Anti-communist movements -- United States
Found in 15 Collections and/or Records:
Lee J. Adamson (1906-?) was a certified public accountant, conservative activist, speaker and writer. The collection includes correspondence, articles and essays, editorial letter, speeches and writings by others, subject files and mailing lists. There also includes free-standing volumes and a package with posters and a certificate award.
Rouben Chublarian (d. 1975) was an Armenian writer who entered the United States in 1950 after having fled from Russia to Germany during World War II. The Collection includes outgoing and incoming correspondence, unidentified letters, articles, manuscripts, and miscellaneous items such as newspaper clippings.
Circuit Riders, Incorporated was a group, formed in Cincinnati, Ohio, whose purpose was to spread the gospel of Christ. However, during the late fifties and sixties the focus of the Circuit Riders expanded to include the investigation of socialist-communist infiltration into all churches, government, education and the civil rights movement. The collection includes Circuit Rider Publications and Research Files with correspondence, pamphlets and audiotapes.
Amos Fries (1873-1963) was an engineer, served in the Philippines during the Moro uprising, organized the Chemical Warfare Service, and was an advocate for conservative causes.

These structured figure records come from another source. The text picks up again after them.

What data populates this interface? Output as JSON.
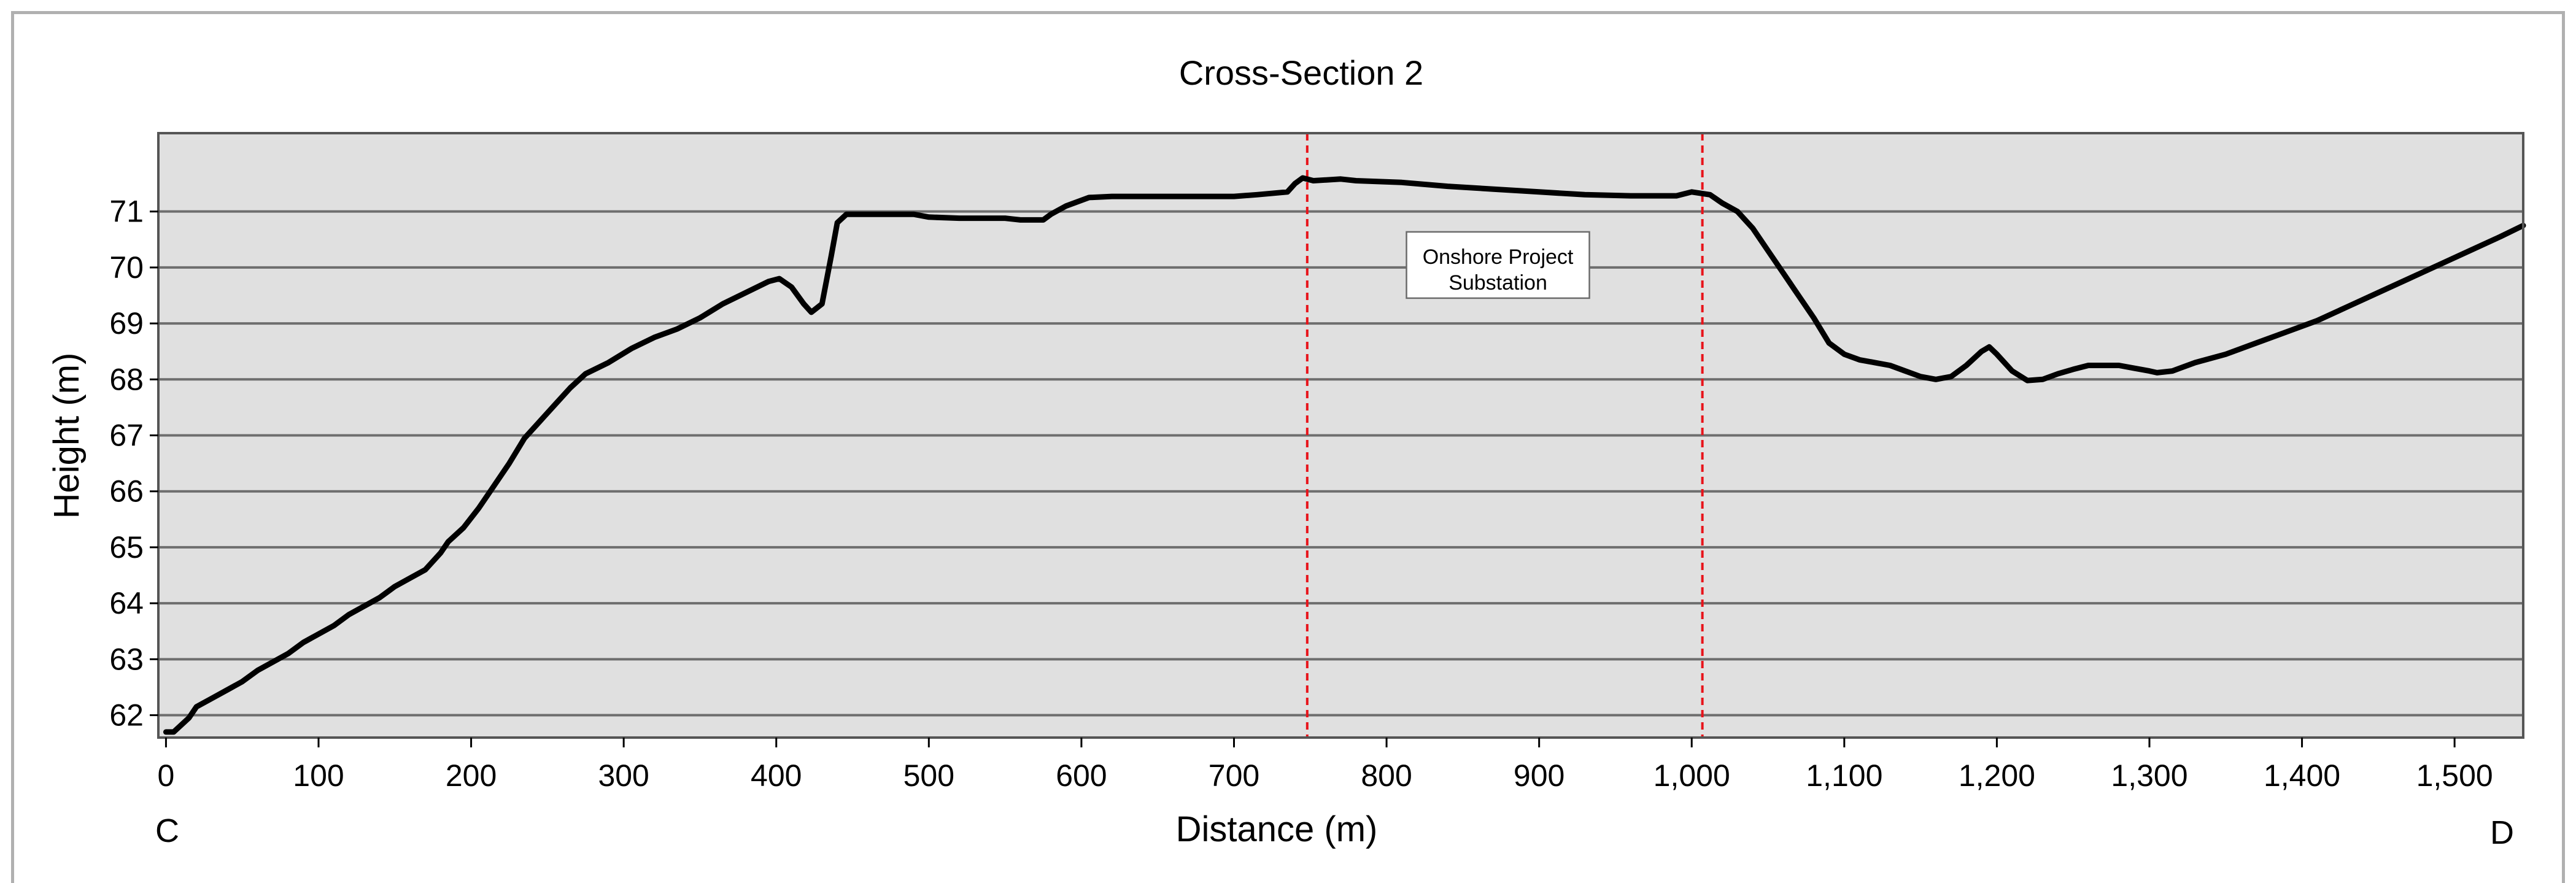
{
  "chart_data": {
    "type": "line",
    "title": "Cross-Section 2",
    "xlabel": "Distance (m)",
    "ylabel": "Height (m)",
    "xlim": [
      -5,
      1545
    ],
    "ylim": [
      61.6,
      72.4
    ],
    "grid": true,
    "x_ticks": [
      0,
      100,
      200,
      300,
      400,
      500,
      600,
      700,
      800,
      900,
      1000,
      1100,
      1200,
      1300,
      1400,
      1500
    ],
    "x_tick_labels": [
      "0",
      "100",
      "200",
      "300",
      "400",
      "500",
      "600",
      "700",
      "800",
      "900",
      "1,000",
      "1,100",
      "1,200",
      "1,300",
      "1,400",
      "1,500"
    ],
    "y_ticks": [
      62,
      63,
      64,
      65,
      66,
      67,
      68,
      69,
      70,
      71
    ],
    "y_tick_labels": [
      "62",
      "63",
      "64",
      "65",
      "66",
      "67",
      "68",
      "69",
      "70",
      "71"
    ],
    "start_label": "C",
    "end_label": "D",
    "vlines": [
      748,
      1007
    ],
    "annotation": {
      "line1": "Onshore Project",
      "line2": "Substation",
      "x": 873,
      "y": 70.0
    },
    "series": [
      {
        "points": [
          [
            0,
            61.7
          ],
          [
            5,
            61.7
          ],
          [
            15,
            61.95
          ],
          [
            20,
            62.15
          ],
          [
            30,
            62.3
          ],
          [
            40,
            62.45
          ],
          [
            50,
            62.6
          ],
          [
            60,
            62.8
          ],
          [
            70,
            62.95
          ],
          [
            80,
            63.1
          ],
          [
            90,
            63.3
          ],
          [
            100,
            63.45
          ],
          [
            110,
            63.6
          ],
          [
            120,
            63.8
          ],
          [
            130,
            63.95
          ],
          [
            140,
            64.1
          ],
          [
            150,
            64.3
          ],
          [
            160,
            64.45
          ],
          [
            170,
            64.6
          ],
          [
            180,
            64.9
          ],
          [
            185,
            65.1
          ],
          [
            195,
            65.35
          ],
          [
            205,
            65.7
          ],
          [
            215,
            66.1
          ],
          [
            225,
            66.5
          ],
          [
            235,
            66.95
          ],
          [
            245,
            67.25
          ],
          [
            255,
            67.55
          ],
          [
            265,
            67.85
          ],
          [
            275,
            68.1
          ],
          [
            290,
            68.3
          ],
          [
            305,
            68.55
          ],
          [
            320,
            68.75
          ],
          [
            335,
            68.9
          ],
          [
            350,
            69.1
          ],
          [
            365,
            69.35
          ],
          [
            380,
            69.55
          ],
          [
            395,
            69.75
          ],
          [
            402,
            69.8
          ],
          [
            410,
            69.65
          ],
          [
            418,
            69.35
          ],
          [
            423,
            69.2
          ],
          [
            430,
            69.35
          ],
          [
            436,
            70.2
          ],
          [
            440,
            70.8
          ],
          [
            446,
            70.95
          ],
          [
            470,
            70.95
          ],
          [
            490,
            70.95
          ],
          [
            500,
            70.9
          ],
          [
            520,
            70.88
          ],
          [
            550,
            70.88
          ],
          [
            560,
            70.85
          ],
          [
            575,
            70.85
          ],
          [
            580,
            70.95
          ],
          [
            590,
            71.1
          ],
          [
            605,
            71.25
          ],
          [
            620,
            71.27
          ],
          [
            650,
            71.27
          ],
          [
            700,
            71.27
          ],
          [
            715,
            71.3
          ],
          [
            735,
            71.35
          ],
          [
            740,
            71.5
          ],
          [
            745,
            71.6
          ],
          [
            752,
            71.55
          ],
          [
            770,
            71.58
          ],
          [
            780,
            71.55
          ],
          [
            810,
            71.52
          ],
          [
            840,
            71.45
          ],
          [
            870,
            71.4
          ],
          [
            900,
            71.35
          ],
          [
            930,
            71.3
          ],
          [
            960,
            71.28
          ],
          [
            990,
            71.28
          ],
          [
            1000,
            71.35
          ],
          [
            1012,
            71.3
          ],
          [
            1020,
            71.15
          ],
          [
            1030,
            71.0
          ],
          [
            1040,
            70.7
          ],
          [
            1050,
            70.3
          ],
          [
            1060,
            69.9
          ],
          [
            1070,
            69.5
          ],
          [
            1080,
            69.1
          ],
          [
            1090,
            68.65
          ],
          [
            1100,
            68.45
          ],
          [
            1110,
            68.35
          ],
          [
            1120,
            68.3
          ],
          [
            1130,
            68.25
          ],
          [
            1140,
            68.15
          ],
          [
            1150,
            68.05
          ],
          [
            1160,
            68.0
          ],
          [
            1170,
            68.05
          ],
          [
            1180,
            68.25
          ],
          [
            1190,
            68.5
          ],
          [
            1195,
            68.58
          ],
          [
            1200,
            68.45
          ],
          [
            1210,
            68.15
          ],
          [
            1220,
            67.98
          ],
          [
            1230,
            68.0
          ],
          [
            1240,
            68.1
          ],
          [
            1250,
            68.18
          ],
          [
            1260,
            68.25
          ],
          [
            1270,
            68.25
          ],
          [
            1280,
            68.25
          ],
          [
            1290,
            68.2
          ],
          [
            1300,
            68.15
          ],
          [
            1305,
            68.12
          ],
          [
            1315,
            68.15
          ],
          [
            1330,
            68.3
          ],
          [
            1350,
            68.45
          ],
          [
            1370,
            68.65
          ],
          [
            1390,
            68.85
          ],
          [
            1410,
            69.05
          ],
          [
            1430,
            69.3
          ],
          [
            1450,
            69.55
          ],
          [
            1470,
            69.8
          ],
          [
            1490,
            70.05
          ],
          [
            1510,
            70.3
          ],
          [
            1530,
            70.55
          ],
          [
            1545,
            70.75
          ]
        ]
      }
    ]
  }
}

The collection consists of biographical material, correspondence, manuscripts by Fries, others, and Elizabeth Fries, and photographs.
Granville Frank Knight (1904-1982) was a physician and anti-communist activist. As a physician he specialized in nutrition and allergies; as president of the Pure Water Association of America he advocated against fluoridation of public water. Knight was an active member of the John Birch Society, serving as president of the California branch. The collection includes correspondence, speeches and writings that reflect Knight's career.
Robert LeFevre (1911-1986) was a conservative and later radical libertarian journalist, writer and teacher. The collection includes correspondence, literary manuscripts, speeches, organizational files, and other materials that reflect his career.
Eugene Lyons (1898-1985) was a newspaperman, foreign correspondent, editor, radio commentator and a political writer. The collection includes manuscripts, publications and letters.
Robert W. Prescott, Jr. (1914-?) was a Eugene, Oregon conservative who promoted the use of propaganda and psychological warfare to fight communism. The collection consists of Prescott's correspondence and photographs.
Frank Purinton (1895-1991) was an activist who sought to preserve the United States and Christianity from the "Communist-Zionist-Satanist" plot. He was active in the American Legion and the John Birch Society and published a patriotic Christian newsletter. The collection includes correspondence, manuscripts, and printed materials reflecting Purinton's views.
George W. Robnett (1890-1975) was an author and advertising executive, and co-founder and executive secretary of the National Laymen's Council, Church League of America. After retiring, Robnett concentrated his efforts on the Middle-East conflict and made three trips to the area. The collection includes correspondence, speeches, publications, and news clippings that reflect his work with the Church League of America and his writing.
E. Merrill Root (1895-1973) was a poet, college English teacher, and anti-Communist activist. The collection includes correspondence, manuscripts, poetry, lectures, photographs, and reviews of his literary efforts.
Dr. Fred Schwarz (1913-2009) was an Australian physician, author, lay preacher, and political activist who founded the Christian Anti-Communism Crusade. The papers contain Christian Anti-Communism Crusade newsletters from 1977-1980.
Marjorie O’Connell Shearon was a paleontologist and employee of the Social Security Board who later shifted careers to become a lecturer, author, editor, publisher, legislative consultant, and opponent of nationalized medicine. The papers include correspondence, manuscripts, subject and source files, publications, financial records, and personal papers.
Lawrence Timbers was a Seattle, Washington, job printer who was engaged in conservative political activities and served as chair of the Anti-Subversive Committee of the Washington State American Legion. The papers include correspondence, conservative publications, subject files, committee records, dossiers, reports, speeches, and article drafts.